Glacier Park International’s tower is on the list of closures and is scheduled to shut down May 5.
“The FAA did not consider any local site-specific operational realities or the impact on nationwide air traffic operations,” Glacier Airport Director Cindi Martin said.
The lawsuit argues that having a working tower at the local airport provides an added layer of safety and confidence on a year-round basis that is important to preserve.
“Given the amount of commercial and private aircraft traffic in the nation’s skies, we are unwilling to accept any backtracking on safety,” Martin said.
The closure of the local control tower won’t affect airport operations. Glacier Park International tower is open from 8 a.m. to midnight, so the airport already operates with uncontrolled air space outside of that time frame.
Aircraft are tracked by the Salt Lake City airport radar system until they enter Glacier Park’s five-mile airspace. When the tower closes, pilots will use visual flight rules as they did in pre-tower days, Martin said.
The lawsuit filed by the Flathead and Friedman authorities is one of a number of similar suits filed by airports across the country that face control tower closures.
Airports losing their towers averaged 54,000 flights in 2011, the most recent year for which FAA statistics are available, according to Bloomberg News.

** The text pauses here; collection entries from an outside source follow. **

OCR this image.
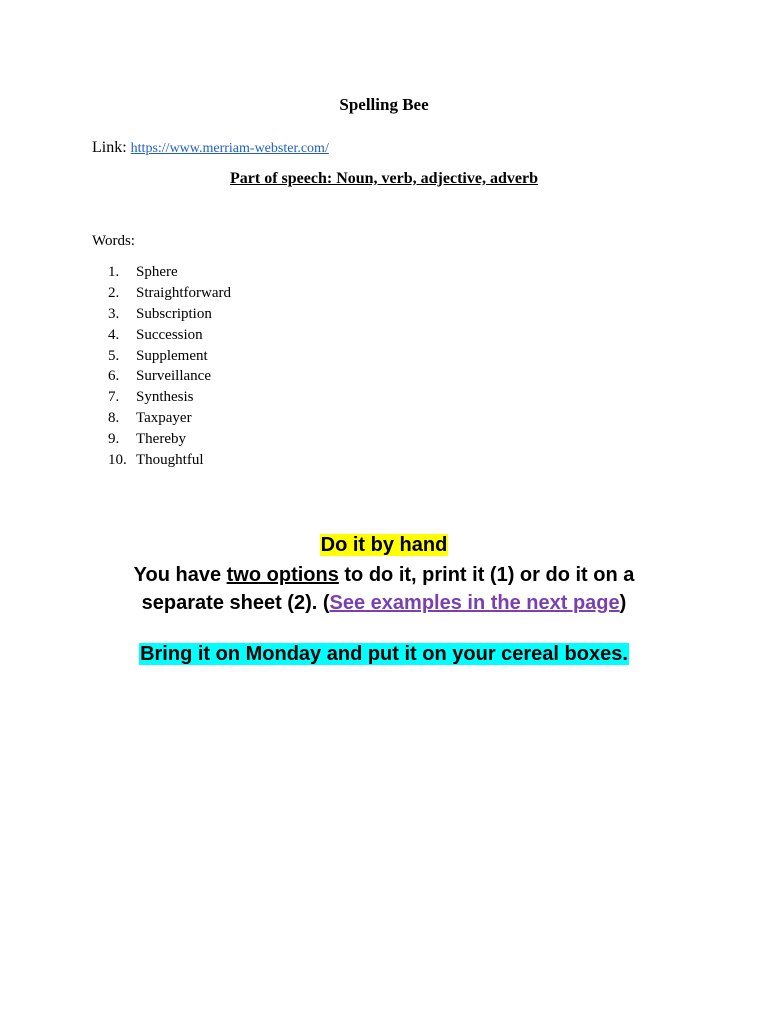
Spelling Bee
Link: https://www.merriam-webster.com/
Part of speech: Noun, verb, adjective, adverb
Words:
1.	Sphere
2.	Straightforward
3.	Subscription
4.	Succession
5.	Supplement
6.	Surveillance
7.	Synthesis
8.	Taxpayer
9.	Thereby
10. Thoughtful
Do it by hand
You have two options to do it, print it (1) or do it on a
separate sheet (2). (See examples in the next page)
Bring it on Monday and put it on your cereal boxes.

The American Association of Airport Executives and its affiliate organization, the U.S. Contract Tower Association, sent a letter on Tuesday to FAA Administrator Michael Huerta, asking for an immediate administrative stay of the agency’s decision to close the 149 control towers until the various circuit courts of appeal can review the decision. The associations contend the decision is not based on substantial evidence and is arbitrary and capricious.
“Nothing exists in the Balanced Budget and Emergency Deficit Control Act … that mandates this draconian outcome,” Kenneth Quinn, an attorney for the associations, said in the letter to Huera. “With 251 towers in the program, the proposed closure represents a nearly 60 percent reduction in the contract tower program, which far exceeds the 5 percent cuts being implemented in other areas of the FAA’s budget. No justifiable reason exists to single out the contract tower program and make it the Administration’s poster child for sequestration cuts.”
Quinn also pointed out the FAA didn’t undertake any environmental assessment of the impact of closing the towers, such as shifting noise and air quality over areas not previously impacted. The associations further allege the loss of controlled airspace could add more than 13,500 flight hours a year, resulting in delays, increased fuel consumption, and productivity losses.